German Foreign Ministry concerned about large-scale Russian disinformation on X

Experts at the German Foreign Ministry have identified systematic disinformation campaigns in favor of Russia on Twitter (X), and the government is concerned about a possible interference in the elections in the future.

Spiegel reported this, citing a non-public report by analysts from the Department of Strategic Communications of the German Foreign Ministry, who used special software to study a huge amount of data on Twitter between December 20 and January 20.

During that month, the analysts found more than 50,000 accounts that clearly did not belong to real people and were involved in coordinated information campaigns in German. On some days, these bots posted about 200,000 tweets per day. It is noticeable that their activity decreases on weekends and days that are public holidays in Russia.

Among these posts, the narrative that Germany is neglecting the interests of its population in order to support Ukraine is very common: first-person bots write that they “think it’s strange that the government does more for other countries than its citizens.”

At the same time, it seems that the coordinators of this campaign are “hitting the target” of the discontent that some Germans have and trying to inflate it. Experts believe that the goal of the campaign is to incite discontent among Germans and undermine confidence in the government, the democratic system, and the media.

The Kremlin-style influence campaign aimed at attacking German assistance to Ukraine and spreading the narrative of “Ukraine’s defeat” and “the invasion of Ukrainian refugees.”

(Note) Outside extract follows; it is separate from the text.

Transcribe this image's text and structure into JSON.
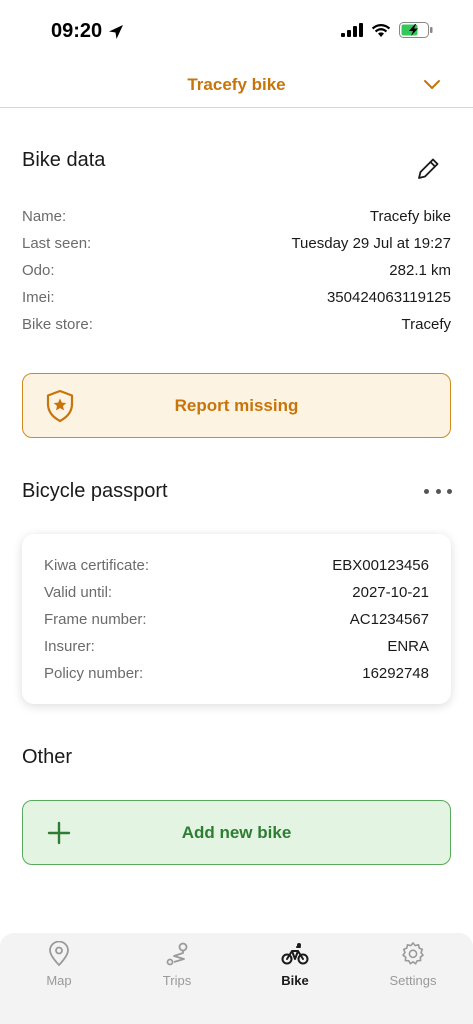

Analysts at the Foreign Ministry believe that Russia is behind the campaign and that it has been going on since 2022, when Putin started the all-out war against Ukraine.

There is growing concern in the ministry that such massive work on the platform through bots could have a real impact on the upcoming elections, both to the European Parliament and to the three federal states.

Analysts express particular concern that a significant portion of the campaign seems to rely on full automation—bots from a large group of accounts posting tweets simultaneously and at a consistent pace, creating the perception of algorithmic control.

In addition, the campaign coordinators have repeatedly created a fake source in order to use bots to spread the necessary tweets to a large audience.

In September, campaign coordinators shared a screenshot of a trend allegedly from Annalena Baerbock’s real page, claiming that “the war in Ukraine will end in three months.” The use of a template from the Russian-language interface exposed the fakers, revealing that the trend had been photoshopped.

Bots distribute non-existent news and articles on a large scale by faking messages in reputable media. Fraudsters create fake websites that accurately mimic the interface of reputable media outlets and even use the names of journalists to spread false news. The only thing that gives them away is their domain address, and bots spread a shortened link so that vigilant people don’t see it right away.

Despite the eventual banning of some accounts, many of them continue to operate successfully.

The findings were shared with the specialized European center “EU vs. Disinfo.”.

The EU’s top diplomat recently said that the 2024 elections are a major target for disinformation and foreign interference.

The United States also believes that Russia will conduct information operations to turn public opinion against Ukraine before the elections to the European Parliament in June in various European countries.